Since then he’s tried different types of steroids, researching online, talking to people in forums, asking friends and working through “trial and error”. This cycle is his fourth batch — Sustanon 250, a compound of different testosterones that adds mass quickly. “I gained 6lb in about 10 days.”It costs him £120 a course.

He takes out his phone and shows me photos of his body, which he takes to monitor his progress. In the pictures, he’s posing, clenching, showing off his back, his chest, the definition of his arms. He, like Michael, keeps a photograph of what he used to look like: a skinny boy waving scrawny arms, and also wearing — for the same, unfathomable lads’-night-out reasons — women’s clothes.

After a mammoth, free-weights session, he ends on an assisted-dip machine where he loads two fat, medieval chains around himself, weighing 23kg each, and a belt weighing 15kg; he lifts the lot along with his own body weight. Most people would need two or three days to recover. Because of the steroids, Kyle doesn’t. He says if he doesn’t train for a day he feels like his weight has dropped. “It’s all up here,” he says, pointing to his head. “When I quit for two months, I looked like a child. I’m in the mirror every day, looking at myself thinking, ‘I feel skinny.’ I’m looking at my body getting smaller all the time.”

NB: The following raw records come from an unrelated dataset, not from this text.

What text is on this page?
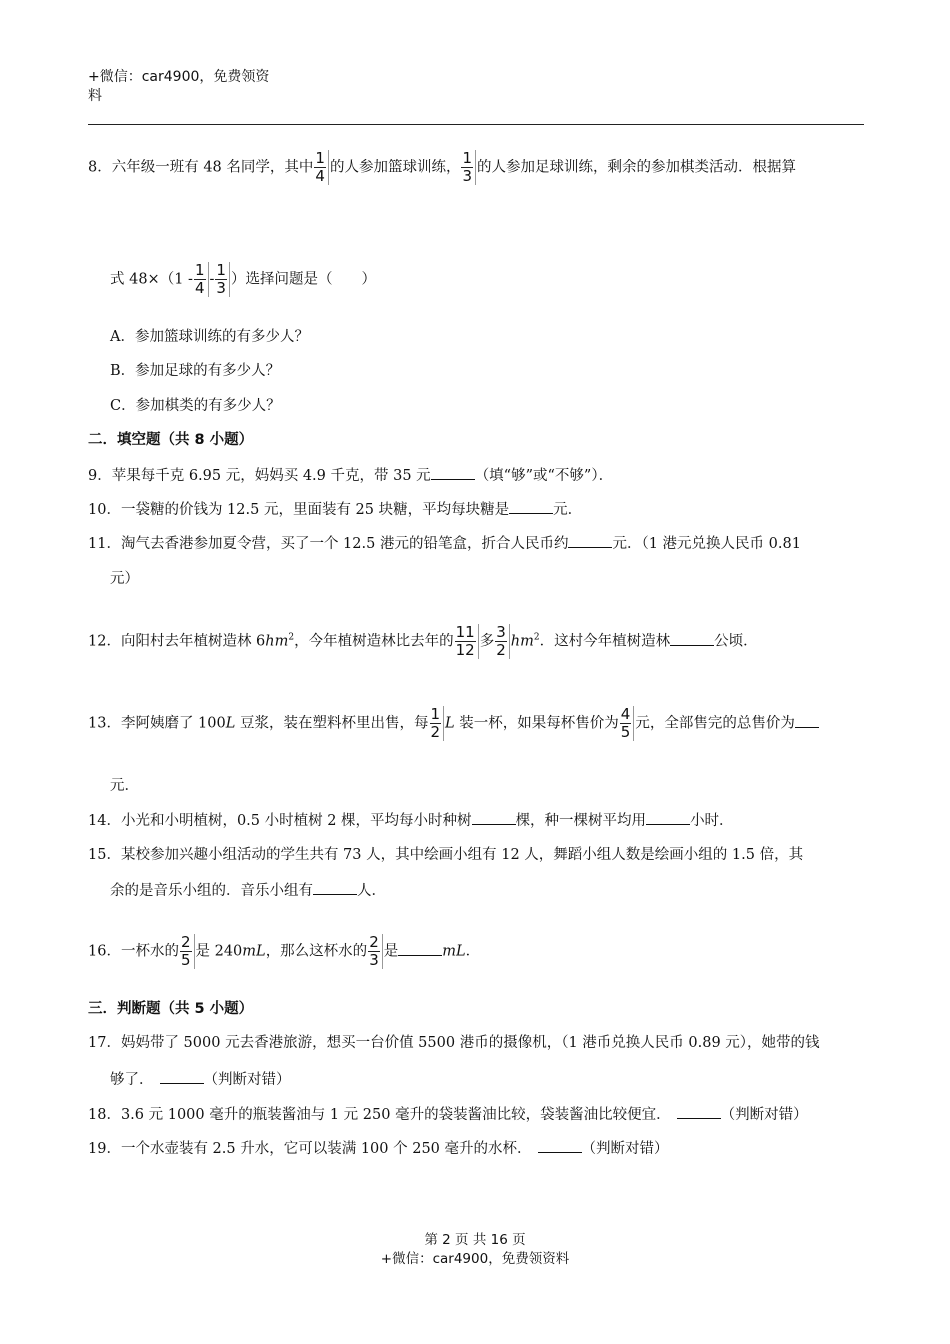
+微信：car4900，免费领资
料
8．六年级一班有 48 名同学，其中 $\frac{1}{4}$ 的人参加篮球训练， $\frac{1}{3}$ 的人参加足球训练，剩余的参加棋类活动．根据算
式 $48\times(1 - \frac{1}{4} - \frac{1}{3}$ ）选择问题是（　　）
A．参加篮球训练的有多少人？
B．参加足球的有多少人？
C．参加棋类的有多少人？
二．填空题（共 8 小题）
9．苹果每千克 6.95 元，妈妈买 4.9 千克，带 35 元	（填“够”或“不够”）．
10．一袋糖的价钱为 12.5 元，里面装有 25 块糖，平均每块糖是	元．
11．淘气去香港参加夏令营，买了一个 12.5 港元的铅笔盒，折合人民币约	元．（1 港元兑换人民币 0.81
元）
12．向阳村去年植树造林 $6hm^2$，今年植树造林比去年的 $\frac{11}{12}$ 多 $\frac{3}{2} hm^2$．这村今年植树造林	公顷．
13．李阿姨磨了 100L 豆浆，装在塑料杯里出售，每 $\frac{1}{2}$ L 装一杯，如果每杯售价为 $\frac{4}{5}$ 元，全部售完的总售价为
元．
14．小光和小明植树，0.5 小时植树 2 棵，平均每小时种树	棵，种一棵树平均用	小时．
15．某校参加兴趣小组活动的学生共有 73 人，其中绘画小组有 12 人，舞蹈小组人数是绘画小组的 1.5 倍，其
余的是音乐小组的．音乐小组有	人．
16．一杯水的 $\frac{2}{5}$ 是 240mL，那么这杯水的 $\frac{2}{3}$ 是	mL．
三．判断题（共 5 小题）
17．妈妈带了 5000 元去香港旅游，想买一台价值 5500 港币的摄像机，（1 港币兑换人民币 0.89 元），她带的钱
够了．	（判断对错）
18．3.6 元 1000 毫升的瓶装酱油与 1 元 250 毫升的袋装酱油比较，袋装酱油比较便宜．	（判断对错）
19．一个水壶装有 2.5 升水，它可以装满 100 个 250 毫升的水杯．	（判断对错）
第 2 页 共 16 页
+微信：car4900，免费领资料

Kyle does not exercise his lower half. Like many steroid users he has a distinctive top-heavy look. He avoids cardio in case he loses weight. “I won’t walk anywhere. I try to drive as much as I can.”

A few weeks ago, Kyle had an attack of breathlessness in the gym. His blood pressure was so high, his resting heart rate was 120 bpm. If he moved it hit 180. “I was a bit apprehensive because I couldn’t walk upstairs. I couldn’t breathe because my heart was just pumping all the time. I was very tired, very sweaty.” As he talks I notice his shortness of breath. “When I’m off steroids, it’s fine. My heart rate lowers over time.”

The acne has only appeared in the last fortnight, he says. “The sleep and sweating is in the first two weeks, the breathlessness in the first week.”

Doesn’t that put him off?

“No. I keep taking it. I took the full cycle.”

His doctor has advised him to stop.

“I do abuse it to a level,” he says, “but if I become ill with it, then I’ll stop.”

But you have become ill, I say.

“If I have a heart attack, I’ll stop,” he says. Then reconsiders: “I wouldn’t mind if I had a heart attack in the gym. Because I was big.”